Fancy outside lights? Strip LEDs are also available in two different grades for resisting water: the basic waterproof model (casual, incidental water) and the fully-submersible version (IP68 rated). This means the strip can be applied to the outside of your RV.

A popular option is adding a strip to the awning. This is useful for finding your way back to the RV after a party when your vision might be a little blurry. Note the lights can also be activated with an optional fob – like the car alarm. So if you're really confused and unable to find your RV in a motorcamp bulging with vehicles, click the fob to turn yours into a homing beacon.

If the party's at your RV, the lights can be useful for creating the right atmosphere — a lurid purple exterior cycling through lime green, bright red, and iridescent blue might see your home mistaken for a mobile bordello, but it will have your guests moving to the music in no time.

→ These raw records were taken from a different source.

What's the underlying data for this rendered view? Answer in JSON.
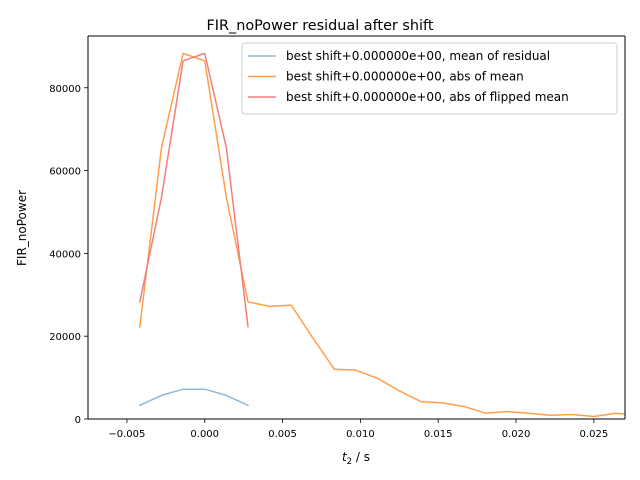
{
  "chart_data": {
    "type": "line",
    "title": "FIR_noPower residual after shift",
    "xlabel_var": "t",
    "xlabel_sub": "2",
    "xlabel_unit": " / s",
    "ylabel": "FIR_noPower",
    "xlim": [
      -0.0075,
      0.027
    ],
    "ylim": [
      0,
      92500
    ],
    "xticks": [
      -0.005,
      0.0,
      0.005,
      0.01,
      0.015,
      0.02,
      0.025
    ],
    "xtick_labels": [
      "−0.005",
      "0.000",
      "0.005",
      "0.010",
      "0.015",
      "0.020",
      "0.025"
    ],
    "yticks": [
      0,
      20000,
      40000,
      60000,
      80000
    ],
    "ytick_labels": [
      "0",
      "20000",
      "40000",
      "60000",
      "80000"
    ],
    "grid": false,
    "legend_position": "top-right",
    "series": [
      {
        "name": "best shift+0.000000e+00, mean of residual",
        "color": "#8ebad9",
        "x": [
          -0.00417,
          -0.00278,
          -0.00139,
          0.0,
          0.00139,
          0.00278
        ],
        "y": [
          3300,
          5700,
          7200,
          7200,
          5700,
          3300
        ]
      },
      {
        "name": "best shift+0.000000e+00, abs of mean",
        "color": "#ff9e4a",
        "x": [
          -0.00417,
          -0.00278,
          -0.00139,
          0.0,
          0.00139,
          0.00278,
          0.00417,
          0.00556,
          0.00694,
          0.00833,
          0.00972,
          0.01111,
          0.0125,
          0.01389,
          0.01528,
          0.01667,
          0.01806,
          0.01944,
          0.02083,
          0.02222,
          0.02361,
          0.025,
          0.02639,
          0.02778
        ],
        "y": [
          22300,
          65500,
          88300,
          86500,
          53500,
          28300,
          27200,
          27500,
          19600,
          12000,
          11800,
          9800,
          6800,
          4200,
          3900,
          3000,
          1400,
          1800,
          1400,
          900,
          1100,
          600,
          1400,
          900
        ]
      },
      {
        "name": "best shift+0.000000e+00, abs of flipped mean",
        "color": "#f07f80",
        "x": [
          -0.00417,
          -0.00278,
          -0.00139,
          0.0,
          0.00139,
          0.00278
        ],
        "y": [
          28300,
          53500,
          86500,
          88300,
          65500,
          22300
        ]
      }
    ]
  }
}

Adding strip lights to the RV's outer shell is another option — particularly along the front spoiler. But go cautiously — be aware there are very specific regulations related to fixing lights to the front and rear of vehicles (white in front, red at the back).

The added appeal of creative LED lighting, of course, is that it will have very little impact on your batteries. The technology is supremely energy-efficient, virtually indestructible, and maintenance-free.